En une seule année, 1969, s’est joué, sur un sujet institutionnel d’intérêt secondaire, le départ sans adieu d’un géant de notre histoire. Prélude à un retour à la politique ordinaire, même revêtue des oripeaux de la modernité, et une réduction de notre pays dans l’échelle de l’espace et du temps. Mal entendu, mal compris, le héros d’un demi-siècle d’Histoire prit progressivement congé du peuple français dans la solitude de voyages symboliques et de l’écriture de ses Mémoires d’Espoir, œuvre qui s’arrêta, après « Le Renouveau (1958-1962)», au milieu de « L’Effort (1962-1965)» et ne verra jamais « Le Terme (1966-1969)». Proposant de l’organisation là où la France attendait encore du rêve, cette réforme institutionnelle mort-née illustre la formule de Mac Arthur : Toutes les défaites peuvent se résumer à un « trop tard ! »
Une phrase
De plus, comment « régner après la mort » ?
Sa vision, celle d’un présent inscrit dans une histoire en mouvement qui doit tout au passé.
Pour De Gaulle, le temps est un ennemi que l’on peut combattre si on le comprend.
On lit toujours l’Histoire à rebours.
Pour lui, l’impossibilité d’agir, c’est la mort.

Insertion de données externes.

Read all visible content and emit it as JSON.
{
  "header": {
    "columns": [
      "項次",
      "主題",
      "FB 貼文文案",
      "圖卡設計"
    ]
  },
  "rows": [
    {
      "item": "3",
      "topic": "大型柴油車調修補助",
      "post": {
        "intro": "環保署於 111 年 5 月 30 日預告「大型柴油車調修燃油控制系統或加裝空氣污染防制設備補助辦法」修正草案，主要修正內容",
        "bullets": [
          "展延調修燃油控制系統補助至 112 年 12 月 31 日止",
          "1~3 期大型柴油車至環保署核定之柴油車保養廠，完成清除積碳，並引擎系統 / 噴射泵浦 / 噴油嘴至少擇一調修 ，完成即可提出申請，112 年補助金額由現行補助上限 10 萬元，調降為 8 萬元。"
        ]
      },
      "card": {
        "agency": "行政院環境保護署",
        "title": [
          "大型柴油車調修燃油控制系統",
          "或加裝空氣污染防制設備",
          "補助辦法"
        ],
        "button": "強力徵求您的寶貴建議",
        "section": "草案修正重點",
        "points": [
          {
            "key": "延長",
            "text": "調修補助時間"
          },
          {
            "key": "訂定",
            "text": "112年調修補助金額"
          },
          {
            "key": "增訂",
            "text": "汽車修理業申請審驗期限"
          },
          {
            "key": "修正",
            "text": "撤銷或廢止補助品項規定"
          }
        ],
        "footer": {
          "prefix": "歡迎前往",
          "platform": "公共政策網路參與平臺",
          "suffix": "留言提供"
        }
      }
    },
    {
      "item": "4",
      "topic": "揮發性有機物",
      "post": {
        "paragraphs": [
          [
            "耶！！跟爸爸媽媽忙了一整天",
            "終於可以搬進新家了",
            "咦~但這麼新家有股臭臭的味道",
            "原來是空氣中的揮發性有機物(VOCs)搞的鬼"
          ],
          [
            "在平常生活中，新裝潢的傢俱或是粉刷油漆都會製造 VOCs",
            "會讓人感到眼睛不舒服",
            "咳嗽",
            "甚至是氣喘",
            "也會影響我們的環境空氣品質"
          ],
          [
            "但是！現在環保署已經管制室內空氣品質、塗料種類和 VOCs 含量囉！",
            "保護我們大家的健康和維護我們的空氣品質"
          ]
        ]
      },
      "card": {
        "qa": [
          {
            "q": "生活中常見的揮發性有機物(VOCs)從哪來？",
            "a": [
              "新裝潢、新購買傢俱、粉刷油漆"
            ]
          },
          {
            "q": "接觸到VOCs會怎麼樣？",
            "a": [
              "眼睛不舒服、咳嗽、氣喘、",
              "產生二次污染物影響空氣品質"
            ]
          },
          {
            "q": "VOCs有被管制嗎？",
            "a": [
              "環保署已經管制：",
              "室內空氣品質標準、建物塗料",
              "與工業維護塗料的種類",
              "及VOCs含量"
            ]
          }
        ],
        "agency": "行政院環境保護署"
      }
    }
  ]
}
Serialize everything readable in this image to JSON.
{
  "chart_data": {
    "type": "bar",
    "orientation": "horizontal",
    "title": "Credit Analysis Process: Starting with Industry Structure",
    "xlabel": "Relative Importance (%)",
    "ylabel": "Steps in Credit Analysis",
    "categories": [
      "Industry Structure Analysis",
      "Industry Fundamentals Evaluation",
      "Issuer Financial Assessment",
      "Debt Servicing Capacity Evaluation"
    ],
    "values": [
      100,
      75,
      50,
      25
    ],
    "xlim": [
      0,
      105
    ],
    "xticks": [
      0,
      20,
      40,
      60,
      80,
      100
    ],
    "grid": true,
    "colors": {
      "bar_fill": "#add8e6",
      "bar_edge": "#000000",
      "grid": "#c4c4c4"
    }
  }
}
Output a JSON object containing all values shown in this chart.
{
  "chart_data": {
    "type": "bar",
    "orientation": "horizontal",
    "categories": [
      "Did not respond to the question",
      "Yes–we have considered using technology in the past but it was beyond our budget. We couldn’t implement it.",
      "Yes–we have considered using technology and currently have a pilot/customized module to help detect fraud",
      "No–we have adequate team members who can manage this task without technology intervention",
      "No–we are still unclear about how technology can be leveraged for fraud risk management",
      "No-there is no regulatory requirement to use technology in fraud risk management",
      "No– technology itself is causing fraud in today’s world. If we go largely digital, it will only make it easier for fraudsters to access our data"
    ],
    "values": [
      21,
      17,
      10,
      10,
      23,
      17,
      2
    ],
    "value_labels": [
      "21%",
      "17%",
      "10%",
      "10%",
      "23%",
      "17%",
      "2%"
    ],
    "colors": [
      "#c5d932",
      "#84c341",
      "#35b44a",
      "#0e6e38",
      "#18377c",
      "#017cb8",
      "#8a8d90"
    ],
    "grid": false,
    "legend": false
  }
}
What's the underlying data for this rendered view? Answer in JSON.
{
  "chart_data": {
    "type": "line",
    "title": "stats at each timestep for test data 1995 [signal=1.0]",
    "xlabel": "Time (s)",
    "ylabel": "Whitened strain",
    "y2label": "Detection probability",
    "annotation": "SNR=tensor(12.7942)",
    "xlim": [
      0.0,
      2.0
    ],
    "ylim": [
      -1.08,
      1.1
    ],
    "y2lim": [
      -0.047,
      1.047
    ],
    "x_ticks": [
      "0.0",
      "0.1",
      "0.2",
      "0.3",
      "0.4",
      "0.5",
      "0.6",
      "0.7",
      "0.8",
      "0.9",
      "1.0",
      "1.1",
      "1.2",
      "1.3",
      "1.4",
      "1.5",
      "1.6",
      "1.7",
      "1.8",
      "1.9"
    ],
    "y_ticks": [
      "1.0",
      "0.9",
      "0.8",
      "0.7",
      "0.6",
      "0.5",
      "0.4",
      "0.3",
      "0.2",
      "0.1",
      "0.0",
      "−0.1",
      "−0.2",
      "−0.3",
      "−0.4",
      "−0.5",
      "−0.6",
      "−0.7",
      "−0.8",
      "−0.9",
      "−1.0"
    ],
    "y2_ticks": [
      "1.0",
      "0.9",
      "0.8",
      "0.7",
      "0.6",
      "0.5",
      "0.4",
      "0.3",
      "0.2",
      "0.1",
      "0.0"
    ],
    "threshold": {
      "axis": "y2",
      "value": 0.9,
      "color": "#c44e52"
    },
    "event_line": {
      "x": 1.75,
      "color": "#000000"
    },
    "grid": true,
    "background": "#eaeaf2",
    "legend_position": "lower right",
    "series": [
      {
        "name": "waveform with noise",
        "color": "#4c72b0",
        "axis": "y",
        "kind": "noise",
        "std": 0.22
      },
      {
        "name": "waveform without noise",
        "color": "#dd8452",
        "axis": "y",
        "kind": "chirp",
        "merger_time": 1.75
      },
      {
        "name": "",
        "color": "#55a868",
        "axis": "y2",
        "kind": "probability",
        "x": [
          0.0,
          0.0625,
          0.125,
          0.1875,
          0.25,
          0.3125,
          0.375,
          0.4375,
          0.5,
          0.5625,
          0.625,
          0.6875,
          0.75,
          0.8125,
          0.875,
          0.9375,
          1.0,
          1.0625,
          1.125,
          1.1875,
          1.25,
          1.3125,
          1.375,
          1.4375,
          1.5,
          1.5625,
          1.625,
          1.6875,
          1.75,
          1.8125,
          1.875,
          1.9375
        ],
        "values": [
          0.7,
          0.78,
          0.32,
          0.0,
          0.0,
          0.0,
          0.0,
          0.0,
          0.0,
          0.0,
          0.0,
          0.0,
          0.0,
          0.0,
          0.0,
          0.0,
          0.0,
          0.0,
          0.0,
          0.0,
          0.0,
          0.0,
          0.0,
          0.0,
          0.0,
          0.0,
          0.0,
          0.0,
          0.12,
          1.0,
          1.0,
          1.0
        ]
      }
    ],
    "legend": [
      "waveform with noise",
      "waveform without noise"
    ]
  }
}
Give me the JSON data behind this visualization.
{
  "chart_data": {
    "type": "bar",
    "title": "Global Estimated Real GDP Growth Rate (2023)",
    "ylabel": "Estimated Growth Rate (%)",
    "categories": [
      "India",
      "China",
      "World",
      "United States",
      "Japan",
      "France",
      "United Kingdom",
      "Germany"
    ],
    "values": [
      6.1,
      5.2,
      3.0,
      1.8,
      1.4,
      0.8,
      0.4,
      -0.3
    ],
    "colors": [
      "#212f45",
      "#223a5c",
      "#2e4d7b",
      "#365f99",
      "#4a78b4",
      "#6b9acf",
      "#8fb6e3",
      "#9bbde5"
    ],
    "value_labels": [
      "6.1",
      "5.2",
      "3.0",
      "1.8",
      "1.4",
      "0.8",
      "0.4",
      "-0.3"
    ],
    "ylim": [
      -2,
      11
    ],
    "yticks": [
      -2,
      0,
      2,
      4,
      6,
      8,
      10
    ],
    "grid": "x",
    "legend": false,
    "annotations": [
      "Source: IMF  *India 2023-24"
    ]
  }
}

Il s’agit de se montrer réformateur dans le domaine où il l’est le moins spontanément.
L'auteur
Normalien et énarque, haut fonctionnaire, écrivain, professeur associé, et biographe, Arnaud Teyssier, né en 1958, est un expert reconnu du gaullisme (Histoire politique de la V° République) et des grands hommes (Lyautey, Péguy, Richelieu, Louis Philippe, Philippe Seguin, dont il a été proche). Il s’intéresse particulièrement à l’histoire institutionnelle et aux rapports entre l’Etat et la société française.